La moralità che gli evangelisti fanno predicare a Gesù non è di alcun interesse storico oggi. Dove sembra più originale, come nel Discorso della Montagna, col suo comando di amare i nostri nemici e di restituire il bene al male, quella moralità ripete meramente le antiche dottrine ebraiche e uno dei temi favoriti della filosofia greco-romana. Così, quando a Diogene fu chiesto come meglio affrontare l'attacco di un nemico, egli rispose: “agendo nobilmente e gentilmente nei suoi confronti”. Detti di una tendenza simile si trovano in Senofonte, Platone, Seneca, Epitteto, Cicerone. I Cinici, in particolare, sono orgogliosi di soffrire senza risentimento.

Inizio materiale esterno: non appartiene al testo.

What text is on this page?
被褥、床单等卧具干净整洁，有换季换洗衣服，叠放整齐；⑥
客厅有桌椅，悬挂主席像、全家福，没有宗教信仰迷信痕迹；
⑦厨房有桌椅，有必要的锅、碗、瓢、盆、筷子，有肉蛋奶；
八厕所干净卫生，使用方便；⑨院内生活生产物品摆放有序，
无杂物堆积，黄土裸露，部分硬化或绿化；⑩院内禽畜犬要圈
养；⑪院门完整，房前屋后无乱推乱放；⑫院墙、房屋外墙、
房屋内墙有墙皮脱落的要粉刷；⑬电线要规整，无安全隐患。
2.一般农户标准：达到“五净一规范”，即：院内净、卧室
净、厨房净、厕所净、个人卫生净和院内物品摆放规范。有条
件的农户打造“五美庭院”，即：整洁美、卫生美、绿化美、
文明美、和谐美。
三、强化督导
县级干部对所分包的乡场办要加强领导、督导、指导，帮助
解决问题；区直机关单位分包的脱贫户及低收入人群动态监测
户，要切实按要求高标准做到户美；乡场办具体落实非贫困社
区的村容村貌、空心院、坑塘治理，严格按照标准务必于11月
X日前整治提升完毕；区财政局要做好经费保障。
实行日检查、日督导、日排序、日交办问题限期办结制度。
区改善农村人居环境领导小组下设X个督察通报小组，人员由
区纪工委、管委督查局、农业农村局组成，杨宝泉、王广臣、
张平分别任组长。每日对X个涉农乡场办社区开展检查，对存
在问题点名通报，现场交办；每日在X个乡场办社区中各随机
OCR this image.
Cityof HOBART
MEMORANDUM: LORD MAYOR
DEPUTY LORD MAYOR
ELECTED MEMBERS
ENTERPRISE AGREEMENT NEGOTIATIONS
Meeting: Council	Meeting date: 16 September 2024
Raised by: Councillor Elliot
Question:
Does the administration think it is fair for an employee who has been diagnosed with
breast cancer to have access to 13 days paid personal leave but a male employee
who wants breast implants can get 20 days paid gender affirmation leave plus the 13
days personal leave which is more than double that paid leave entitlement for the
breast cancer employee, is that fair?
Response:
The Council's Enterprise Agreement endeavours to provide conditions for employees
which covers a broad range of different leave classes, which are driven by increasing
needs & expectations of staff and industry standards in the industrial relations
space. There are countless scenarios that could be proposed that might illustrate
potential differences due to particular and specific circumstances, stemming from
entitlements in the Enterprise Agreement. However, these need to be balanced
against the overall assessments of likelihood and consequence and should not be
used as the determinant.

Nel Levitico 19:18, troviamo lo stesso principio in una forma limitata:
Non ti vendicherai e non serberai rancore contro i figli del tuo popolo”.
La chiamata dei discepoli è seguita in Matteo dal Discorso della Montagna, di cui Marco non sa nulla. È semplicemente una compilazione, e il discorso non fu mai dato come ci viene detto. Anche quando Matteo e Luca fanno dire a Gesù:
A chi ti percuote sulla guancia, porgi anche l'altra, non c'è nessuna novità in ciò. Infatti questo, il più estremo di tutti i comandamenti, si trova nella “Didachè”, che è più antica di ciascuno dei vangeli. 
Altrimenti non esiste alcuna opposizione tra l'antica moralità ebraica e quella del Discorso sulla Montagna. Questo fu sottolineato già nel 1868 da Rodriguez in “Les origines du sermon de la Montagne”; successivamente da Robertson in “Die Principien des Judentums verglichen mit denen des Christentums” (1877). Passi con paralleli nell'Antico Testamento e nel Talmud sono numerosi. Le beatitudini si dovrebbero confrontare coi salmi 96:6 e 24:3; Isaia 66:13 e 57:15; Proverbi 29:23 e 21:21; Ecclesiaste 3:17, e così via.
L'enfasi sull'intenzione in opposizione all'azione, che, nel Discorso della Montagna, trova la sua espressione nella dichiarazione che
Chiunque guarda anche al dito di una donna, ha già commesso adulterio con lei nel suo cuore (Bereshith 24 e 24a). Ciò corrisponde a una linea di ragionamento trovata anche nel diritto romano, dove la sola intenzione di sedurre, di rubare, ecc., fu resa causa di sanzione.